Il me faut continuer ma route, avec regrets, je dois trouver un endroit pour le camp de ce soir et le jour baissera bientôt. A peine repartie, ayant salué sous les hourras mes amis musiciens, sous le grain qui dure, je me retourne, cherchant partout l’arc-en-ciel qui ne peut qu’être apparu, tant il fait beau, pluvieux et noir à la fois. Il est là ! S’échappant directement du coeur plein d’encens d’or et de myrrhe de ce surprenant hameau, butin halluciné. Le temps est de plus en plus changeant, les vents violents font à très grande vitesse glisser ventres à ciel des troupeaux de baleines charbonneuses, en regardant régulièrement derrière moi, je vois l’Andalousie submergée par une mer noire et menaçante, Espéra est à présent silencieuse, intégralement disparue sous un déluge démentiel. M’est avis que cette masse obscure pareille à une fin du monde s’annonçant en plein océan, ou à une aquarelle trop pleine d’eau où se dissoudrait un dessin au fusain à peine fini, semble se déverser vers l’est, sur ma gauche, et que j’échapperai peut-être à l’effacement progressif du globe qui a lieu à toute allure derrière mon épaule inquiète. Je ne peux éviter pourtant une nouvelle pluie violente, trouve refuge sous une plante à larges feuilles denses et pointues, bénie, quelques minutes.
Pensant avoir échappé au pire, je reprends la route, décidée à piquer la tente au premier endroit correct, avant de joindre toute autre ville où il est toujours difficile de poser une toile. Mais bizarrement plus vraiment de bosquets, de monts boisés paraissant propice à passer une nuit à l’abri. J’ai repéré tout à l’heure une ruine au sommet d’une colline, décidé pourtant de la laisser de côté, trop visible à mon goût depuis la route.

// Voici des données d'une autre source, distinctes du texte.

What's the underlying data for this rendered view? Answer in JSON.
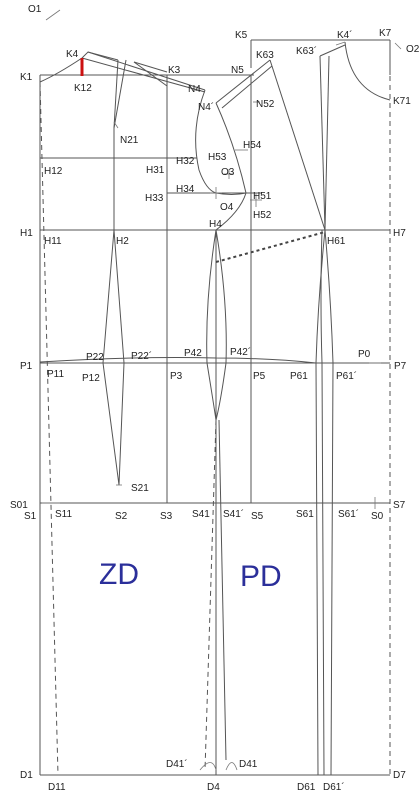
{
  "labels": {
    "O1": "O1",
    "O2": "O2",
    "K1": "K1",
    "K3": "K3",
    "K4": "K4",
    "K4p": "K4´",
    "K5": "K5",
    "K7": "K7",
    "K12": "K12",
    "K63": "K63",
    "K63p": "K63´",
    "K71": "K71",
    "N4": "N4",
    "N4p": "N4´",
    "N5": "N5",
    "N21": "N21",
    "N52": "N52",
    "H1": "H1",
    "H2": "H2",
    "H4": "H4",
    "H7": "H7",
    "H11": "H11",
    "H12": "H12",
    "H31": "H31",
    "H32": "H32",
    "H33": "H33",
    "H34": "H34",
    "H51": "H51",
    "H52": "H52",
    "H53": "H53",
    "H54": "H54",
    "H61": "H61",
    "O3": "O3",
    "O4": "O4",
    "P0": "P0",
    "P1": "P1",
    "P3": "P3",
    "P5": "P5",
    "P7": "P7",
    "P11": "P11",
    "P12": "P12",
    "P22": "P22",
    "P22p": "P22´",
    "P42": "P42",
    "P42p": "P42´",
    "P61": "P61",
    "P61p": "P61´",
    "S0": "S0",
    "S01": "S01",
    "S1": "S1",
    "S2": "S2",
    "S3": "S3",
    "S5": "S5",
    "S7": "S7",
    "S11": "S11",
    "S21": "S21",
    "S41": "S41",
    "S41p": "S41´",
    "S61": "S61",
    "S61p": "S61´",
    "D1": "D1",
    "D4": "D4",
    "D7": "D7",
    "D11": "D11",
    "D41": "D41",
    "D41p": "D41´",
    "D61": "D61",
    "D61p": "D61´"
  },
  "panels": {
    "back": "ZD",
    "front": "PD"
  },
  "colors": {
    "lines": "#555555",
    "panel_text": "#2b2f9a",
    "marker": "#cc1111"
  }
}
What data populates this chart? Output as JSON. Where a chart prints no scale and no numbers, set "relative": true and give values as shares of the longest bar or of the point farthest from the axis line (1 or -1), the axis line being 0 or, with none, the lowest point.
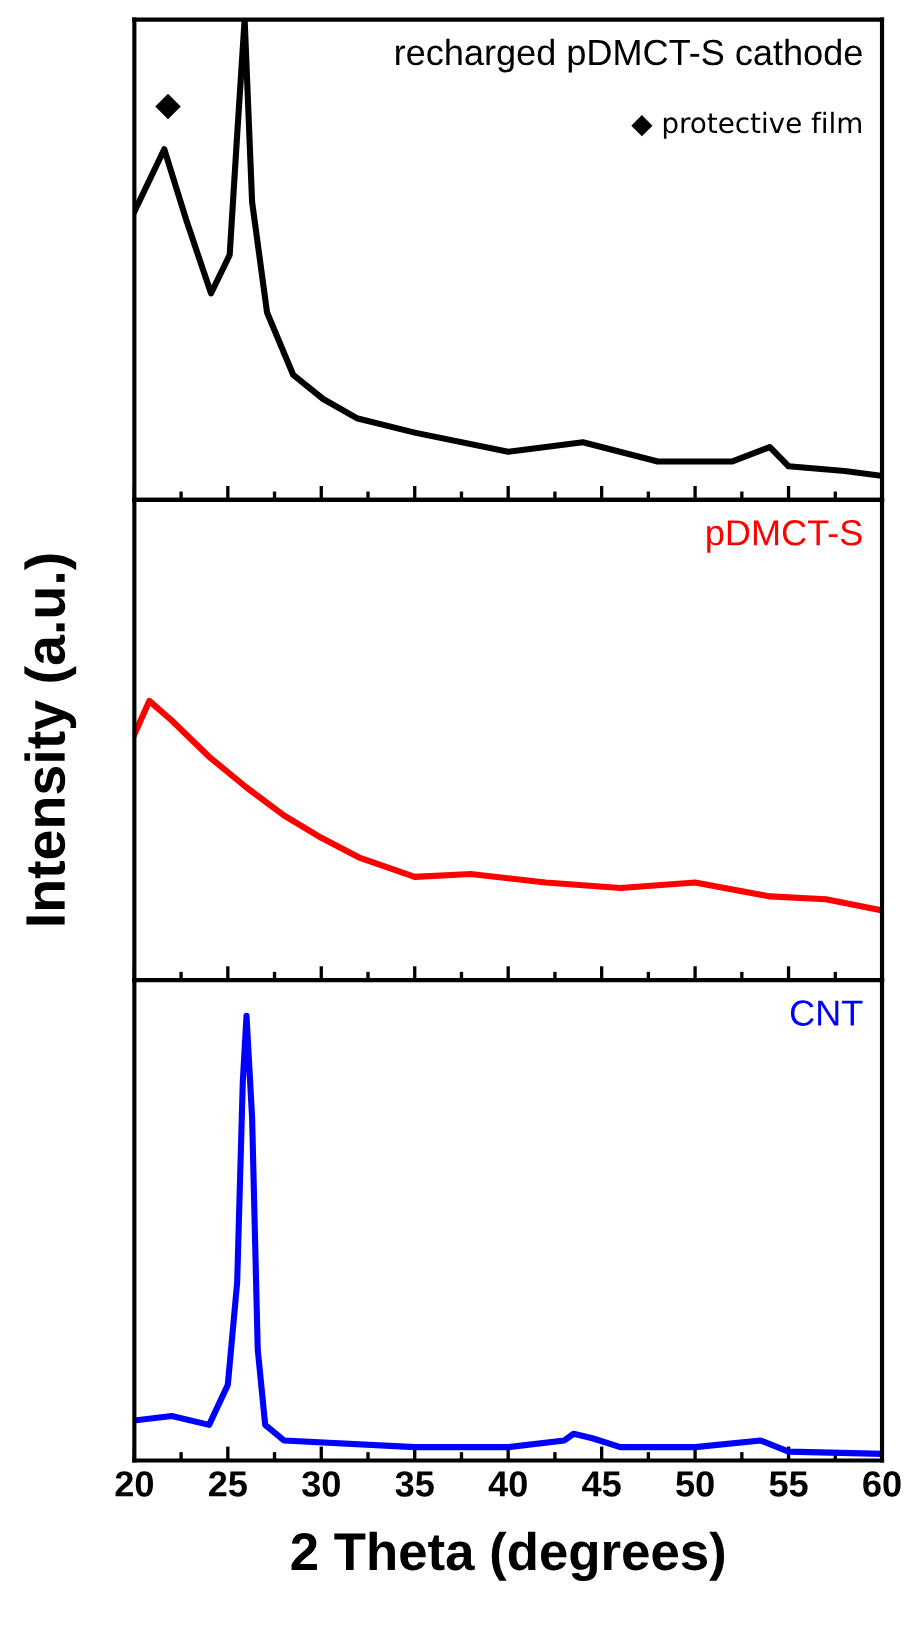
{
  "chart_data": [
    {
      "type": "line",
      "relative": true,
      "xlim": [
        20,
        60
      ],
      "xticks": [
        20,
        25,
        30,
        35,
        40,
        45,
        50,
        55,
        60
      ],
      "tick_labels": false,
      "grid": false,
      "series": [
        {
          "name": "recharged pDMCT-S cathode",
          "color": "#000000",
          "x": [
            20,
            21.6,
            22.8,
            24.1,
            25.1,
            25.5,
            25.9,
            26.3,
            27.1,
            28.5,
            30.1,
            31.9,
            35,
            40,
            44,
            48,
            52,
            54,
            55,
            58,
            60
          ],
          "values": [
            0.6,
            0.73,
            0.58,
            0.43,
            0.51,
            0.76,
            1.0,
            0.62,
            0.39,
            0.26,
            0.21,
            0.17,
            0.14,
            0.1,
            0.12,
            0.08,
            0.08,
            0.11,
            0.07,
            0.06,
            0.05
          ]
        }
      ],
      "annotations": [
        "◆",
        "◆ protective film"
      ]
    },
    {
      "type": "line",
      "relative": true,
      "xlim": [
        20,
        60
      ],
      "xticks": [
        20,
        25,
        30,
        35,
        40,
        45,
        50,
        55,
        60
      ],
      "tick_labels": false,
      "grid": false,
      "ylabel": "Intensity (a.u.)",
      "series": [
        {
          "name": "pDMCT-S",
          "color": "#ff0000",
          "x": [
            20,
            20.8,
            22,
            24,
            26,
            28,
            30,
            32,
            35,
            38,
            42,
            46,
            50,
            54,
            57,
            60
          ],
          "values": [
            0.88,
            1.0,
            0.93,
            0.8,
            0.69,
            0.59,
            0.51,
            0.44,
            0.37,
            0.38,
            0.35,
            0.33,
            0.35,
            0.3,
            0.29,
            0.25
          ]
        }
      ]
    },
    {
      "type": "line",
      "relative": true,
      "xlim": [
        20,
        60
      ],
      "xticks": [
        20,
        25,
        30,
        35,
        40,
        45,
        50,
        55,
        60
      ],
      "tick_labels": "x",
      "grid": false,
      "xlabel": "2 Theta (degrees)",
      "series": [
        {
          "name": "CNT",
          "color": "#0000ff",
          "x": [
            20,
            22,
            24,
            25,
            25.5,
            25.8,
            26,
            26.3,
            26.6,
            27,
            28,
            35,
            40,
            43,
            43.5,
            44.5,
            46,
            50,
            53.5,
            55,
            60
          ],
          "values": [
            0.09,
            0.1,
            0.08,
            0.17,
            0.4,
            0.85,
            1.0,
            0.77,
            0.25,
            0.08,
            0.045,
            0.03,
            0.03,
            0.045,
            0.06,
            0.05,
            0.03,
            0.03,
            0.045,
            0.02,
            0.015
          ]
        }
      ]
    }
  ]
}
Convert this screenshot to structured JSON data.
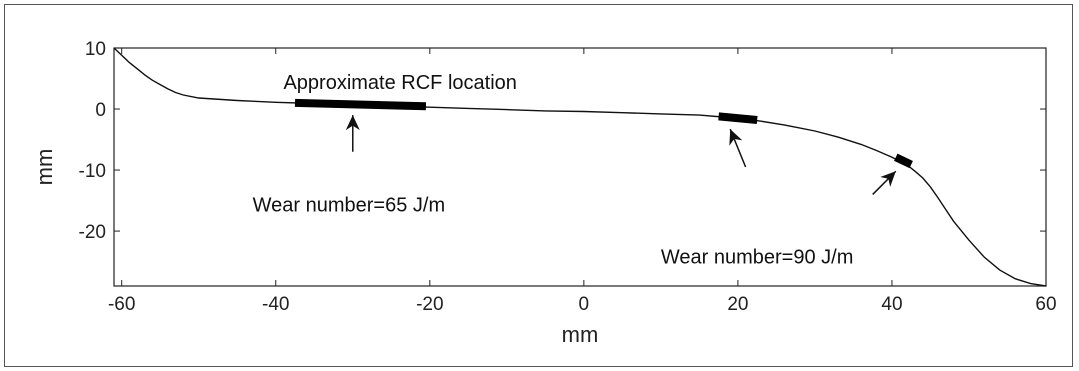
{
  "chart_data": {
    "type": "line",
    "title": "",
    "xlabel": "mm",
    "ylabel": "mm",
    "xlim": [
      -61,
      60
    ],
    "ylim": [
      -29,
      10
    ],
    "xticks": [
      -60,
      -40,
      -20,
      0,
      20,
      40,
      60
    ],
    "yticks": [
      10,
      0,
      -10,
      -20
    ],
    "grid": false,
    "series": [
      {
        "x": [
          -61,
          -60,
          -59,
          -58,
          -57,
          -56,
          -55,
          -54,
          -53,
          -52,
          -50,
          -45,
          -40,
          -35,
          -30,
          -25,
          -20,
          -15,
          -10,
          -5,
          0,
          5,
          10,
          15,
          18,
          20,
          23,
          26,
          30,
          33,
          36,
          38,
          40,
          42,
          43,
          44,
          45,
          46,
          47,
          48,
          50,
          52,
          54,
          56,
          58,
          60
        ],
        "y": [
          10,
          8.8,
          7.6,
          6.6,
          5.6,
          4.7,
          4,
          3.3,
          2.7,
          2.3,
          1.8,
          1.4,
          1.1,
          0.9,
          0.7,
          0.5,
          0.3,
          0.1,
          -0.1,
          -0.3,
          -0.4,
          -0.6,
          -0.8,
          -1,
          -1.3,
          -1.5,
          -2,
          -2.6,
          -3.6,
          -4.6,
          -5.8,
          -6.8,
          -7.9,
          -9.2,
          -10.2,
          -11.3,
          -12.8,
          -14.6,
          -16.5,
          -18.4,
          -21.5,
          -24.3,
          -26.4,
          -27.8,
          -28.6,
          -29
        ]
      }
    ],
    "highlights": [
      {
        "x_start": -37.5,
        "x_end": -20.5,
        "y_start": 1.0,
        "y_end": 0.45
      },
      {
        "x_start": 17.5,
        "x_end": 22.5,
        "y_start": -1.2,
        "y_end": -1.8
      },
      {
        "x_start": 40.5,
        "x_end": 42.5,
        "y_start": -7.9,
        "y_end": -9.1
      }
    ],
    "annotations": [
      {
        "text": "Approximate RCF location",
        "x": -39,
        "y": 3.3
      },
      {
        "text": "Wear number=65 J/m",
        "x": -43,
        "y": -16.8,
        "arrow_from": [
          -30,
          -7
        ],
        "arrow_to": [
          -30,
          -1
        ]
      },
      {
        "text": "Wear number=90 J/m",
        "x": 10,
        "y": -25.3,
        "arrow_from": [
          21,
          -9.5
        ],
        "arrow_to": [
          19,
          -3.3
        ]
      },
      {
        "text": "",
        "arrow_from": [
          37.5,
          -14
        ],
        "arrow_to": [
          40.5,
          -10.2
        ]
      }
    ]
  }
}
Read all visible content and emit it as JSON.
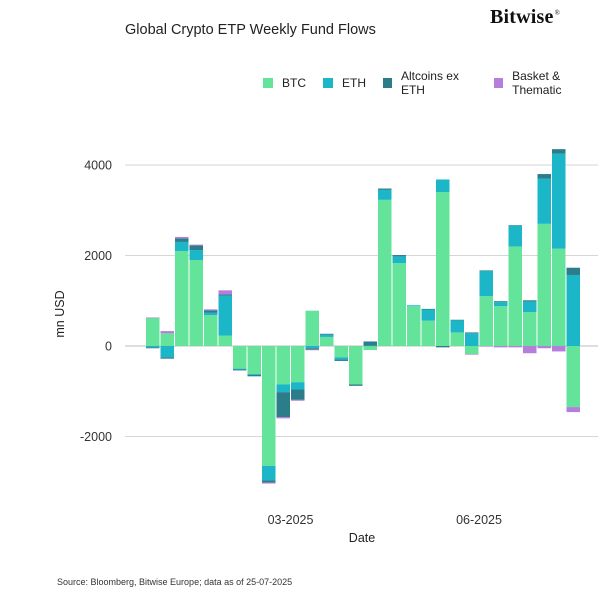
{
  "title": "Global Crypto ETP Weekly Fund Flows",
  "logo": {
    "text": "Bitwise",
    "mark": "®"
  },
  "legend": [
    {
      "label": "BTC",
      "color": "#64e39a"
    },
    {
      "label": "ETH",
      "color": "#1bb6c8"
    },
    {
      "label": "Altcoins ex ETH",
      "color": "#2b7d8a"
    },
    {
      "label": "Basket & Thematic",
      "color": "#b57edc"
    }
  ],
  "source": "Source: Bloomberg, Bitwise Europe; data as of  25-07-2025",
  "chart_data": {
    "type": "bar",
    "stacked": true,
    "xlabel": "Date",
    "ylabel": "mn USD",
    "ylim": [
      -3000,
      4500
    ],
    "yticks": [
      -2000,
      0,
      2000,
      4000
    ],
    "xtick_labels": [
      {
        "label": "03-2025",
        "after_week_index": 9
      },
      {
        "label": "06-2025",
        "after_week_index": 22
      }
    ],
    "grid": "horizontal",
    "legend_position": "top-right",
    "series": [
      {
        "name": "BTC",
        "color": "#64e39a",
        "values": [
          620,
          280,
          2100,
          1900,
          680,
          230,
          -500,
          -620,
          -2650,
          -850,
          -800,
          780,
          200,
          -250,
          -850,
          -90,
          3230,
          1830,
          880,
          560,
          3400,
          300,
          -180,
          1100,
          880,
          2200,
          750,
          2700,
          2150,
          -1350
        ]
      },
      {
        "name": "ETH",
        "color": "#1bb6c8",
        "values": [
          -30,
          -250,
          200,
          220,
          60,
          880,
          -20,
          -20,
          -320,
          -170,
          -160,
          -50,
          50,
          -50,
          0,
          10,
          220,
          150,
          20,
          250,
          280,
          270,
          280,
          560,
          90,
          460,
          230,
          1000,
          2100,
          1570
        ]
      },
      {
        "name": "Altcoins ex ETH",
        "color": "#2b7d8a",
        "values": [
          -20,
          -30,
          80,
          100,
          50,
          30,
          -20,
          -30,
          -50,
          -550,
          -230,
          -30,
          20,
          -30,
          -30,
          90,
          30,
          30,
          0,
          10,
          -30,
          10,
          20,
          10,
          20,
          10,
          30,
          100,
          100,
          160
        ]
      },
      {
        "name": "Basket & Thematic",
        "color": "#b57edc",
        "values": [
          10,
          50,
          30,
          20,
          20,
          90,
          0,
          0,
          -20,
          -30,
          -20,
          -10,
          0,
          0,
          0,
          0,
          0,
          0,
          0,
          0,
          0,
          0,
          -10,
          -10,
          -30,
          -30,
          -160,
          -50,
          -120,
          -110
        ]
      }
    ]
  }
}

Nouvelle accélération des éléments, indication tardive d’une lame de fond pleine d’encre noire qui s’abat d’un seul coup sur moi, ce n’est même pas la peine d’espérer ouvrir le sac et sortir la panoplie complète de pluie, tout serait noyé en un instant là-dedans (je ne peux prendre aucun cliché des moments de tempête). La pluie bat fort et latéralement, les vents sont hargneux, je sens une légère panique obscurcir mon jugement, quelque chose d’instinctif et de fort difficile à maîtriser qui me dit qu’il faut trouver refuge, mais rien à plusieurs centaines de mètres à la ronde. Je suis aussi submergée que ces kilomètres de terres et de ciel sans dessus dessous, engloutis dans une tornade à plusieurs bras, vertigineuse, féroce et rapide comme l’éclair.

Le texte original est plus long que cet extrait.